DFB-Team: Bisher acht Siege und ein Unentschieden unter Flick

Flick zieht die Zügel an, das könnte als Überschrift über der Szene stehen – aber die Wahrheit ist, dass der Bundestrainer diese Zügel niemals lockerlässt. Beim FC Bayern brach er mal eine Trainingseinheit nach kurzer Zeit kommentarlos ab, weil es ihm zu behäbig zuging. Beim DFB ist das noch nicht vorgekommen, aber auch hier lässt der Bundestrainer keinen Schlendrian aufkommen, von Tag eins an war alles ausgerichtet auf eine möglichst erfolgreiche Weltmeisterschaft im Winter in Katar: „Wir haben seit der ersten Trainingseinheit, seit der ersten Mannschaftssitzung immer klar gemacht, was wir wollen“, sagt Flick. „Nämlich eine Entwicklung starten, die uns wieder dahin bringt, wo Deutschland stehen sollte: unter den besten Mannschaften der Welt.

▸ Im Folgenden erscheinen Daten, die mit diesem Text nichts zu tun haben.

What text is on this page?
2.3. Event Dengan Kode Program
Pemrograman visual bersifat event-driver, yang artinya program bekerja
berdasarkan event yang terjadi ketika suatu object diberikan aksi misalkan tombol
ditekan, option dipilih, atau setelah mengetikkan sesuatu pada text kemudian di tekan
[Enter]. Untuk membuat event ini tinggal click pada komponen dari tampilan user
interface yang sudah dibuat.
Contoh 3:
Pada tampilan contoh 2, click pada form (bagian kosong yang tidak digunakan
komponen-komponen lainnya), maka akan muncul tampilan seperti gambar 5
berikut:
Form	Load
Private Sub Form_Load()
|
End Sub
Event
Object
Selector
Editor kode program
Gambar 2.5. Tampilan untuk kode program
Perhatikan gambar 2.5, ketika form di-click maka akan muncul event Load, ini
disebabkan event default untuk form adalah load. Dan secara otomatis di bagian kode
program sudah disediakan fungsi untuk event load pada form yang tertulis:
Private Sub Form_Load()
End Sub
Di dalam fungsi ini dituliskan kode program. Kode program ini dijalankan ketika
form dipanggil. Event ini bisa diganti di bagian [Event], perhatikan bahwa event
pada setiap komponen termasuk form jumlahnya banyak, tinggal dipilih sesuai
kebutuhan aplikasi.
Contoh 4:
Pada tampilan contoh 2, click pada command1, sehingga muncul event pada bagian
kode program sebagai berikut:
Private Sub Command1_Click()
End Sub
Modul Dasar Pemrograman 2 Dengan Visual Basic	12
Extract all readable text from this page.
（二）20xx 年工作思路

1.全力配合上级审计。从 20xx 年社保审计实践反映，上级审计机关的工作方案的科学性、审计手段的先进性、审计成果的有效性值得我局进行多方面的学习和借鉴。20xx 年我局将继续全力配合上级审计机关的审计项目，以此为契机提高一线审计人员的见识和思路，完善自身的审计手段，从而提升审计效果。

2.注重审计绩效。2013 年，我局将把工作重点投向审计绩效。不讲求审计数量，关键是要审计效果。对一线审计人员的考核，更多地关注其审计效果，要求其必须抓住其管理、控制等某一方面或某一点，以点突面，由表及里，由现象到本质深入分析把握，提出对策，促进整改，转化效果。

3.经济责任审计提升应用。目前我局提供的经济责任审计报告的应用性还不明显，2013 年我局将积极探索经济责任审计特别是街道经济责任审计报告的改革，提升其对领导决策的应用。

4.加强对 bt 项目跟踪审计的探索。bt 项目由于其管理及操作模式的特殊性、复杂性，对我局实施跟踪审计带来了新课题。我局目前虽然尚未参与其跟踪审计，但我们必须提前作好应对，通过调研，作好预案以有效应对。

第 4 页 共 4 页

Und wir sind auf einem guten Weg.“

Acht Siege und ein Unentschieden in neun Spielen lautet die beinahe makellose Bilanz des Bundestrainers, aber an den Siegen hängt bislang eine Fußnote: Waren ja nur kleine Gegner, steht da. Diese Fußnote wollen der Trainer und seine Mannschaft gerne auslöschen gegen Italien oder drei Tage später gegen England. „Danach sehen wir dann ein Stück weit besser, wo wir stehen“, sagt Kimmich.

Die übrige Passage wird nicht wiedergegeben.